Les fabricants canadiens vendent une bonne partie de leur production des marchandises en question à des centres de service qui tiennent des stocks de bobinaux et de tôles en vue d'approvisionner les utilisateurs en petites quantités. Ces centres de service sont souvent outillés pour effectuer le découpage en cisaillement ou au chalumeau, ou encore des opérations comme le redressement et le coupage à longueur.

La tôle produite à l'étranger est généralement importée par des agents qui la revendent ensuite aux utilisateurs finals et aux centres de service de produits métallurgiques. Les importations sont normalement livrées trois à cinq mois après avoir été commandées.

L'INDUSTRIE NATIONALE

Algoma, Stelco, Dofasco et CHT Steel Company (CHT) étaient les parties plaignantes lors de l'enquête initiale. Il existe deux autres petits fabricants des marchandises en question, à savoir Interprovincial Steel and Pipe Corporation Ltd. (IPSCO) et Sidbec-Dosco. Plusieurs changements importants du point de vue de la propriété sont survenus au sein de l'industrie depuis l'émission des conclusions.

Le 19 août 1988, Dofasco a acquis la totalité des intérêts d'Algoma de Canadien Pacifique Ltée et est devenue le plus important fabricant intégré d'acier au pays, intervenant pour environ 40 p. 100 de la production consolidée d'acier au Canada. En septembre 1989, Stelco a fait l'acquisition de CHT, qui assure le traitement à chaud des tôles d'acier au carbone et allié.

Algoma, de Sault Ste. Marie (Ontario), demeure autonome et constitue le plus important fabricant national des marchandises en question. Elle utilise à cette fin un laminoir de 153 po de largeur, de même qu'un laminoir à bandes à chaud de 96 po de largeur.

Dofasco, de Hamilton (Ontario), fabrique une vaste gamme de produits, y compris des tôles d'acier laminées à chaud ou à froid. En 1989, la société a entrepris de restructurer ses activités commerciales de manière à insister davantage sur le marché que sur les produits. C'est ainsi que tous les produits laminés fabriqués par Algoma et Dofasco seront commercialisés et vendus par l'entremise d'un seul groupe situé à Hamilton. Dofasco fabrique les marchandises en question à l'aide d'un laminoir à bandes à chaud de 60 po.

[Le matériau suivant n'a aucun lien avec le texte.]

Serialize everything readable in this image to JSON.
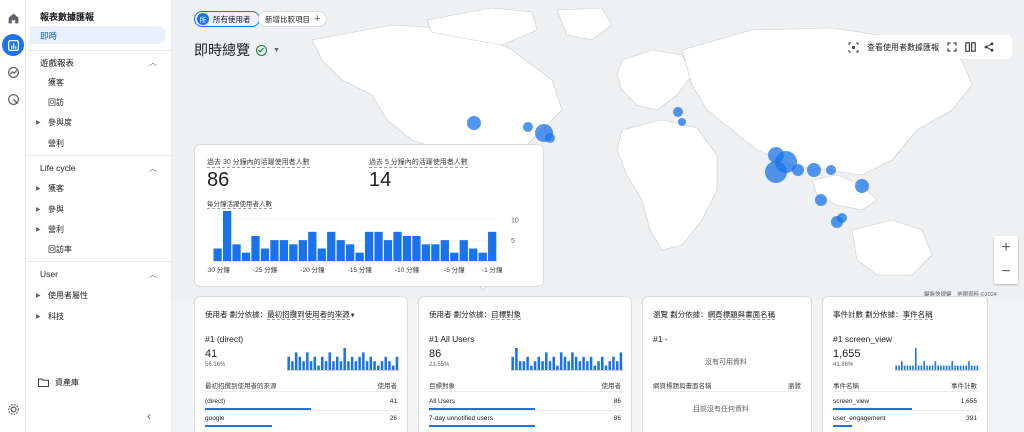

Stelco de Toronto (Ontario), est le deuxième fabricant en importance au Canada intégré de produits de l'acier et fournit environ 30 p. 100 de l'acier canadien. À l'heure actuelle, Stelco peut fabriquer les marchandises en question à l'aide de trois laminoirs, à savoir le laminoir à tôles de 148 po de largeur installé à Hilton Works à Hamilton; le laminoir à bandes à chaud de 56 po de largeur en service dans la même usine; et le laminoir à chaud de 80 po de largeur de Lake Erie Works. En janvier 1988, Stelco a été réorganisée de manière à créer deux divisions, Stelco Enterprises et Stelco Steel. Cette dernière assure la production et la commercialisation des marchandises en question.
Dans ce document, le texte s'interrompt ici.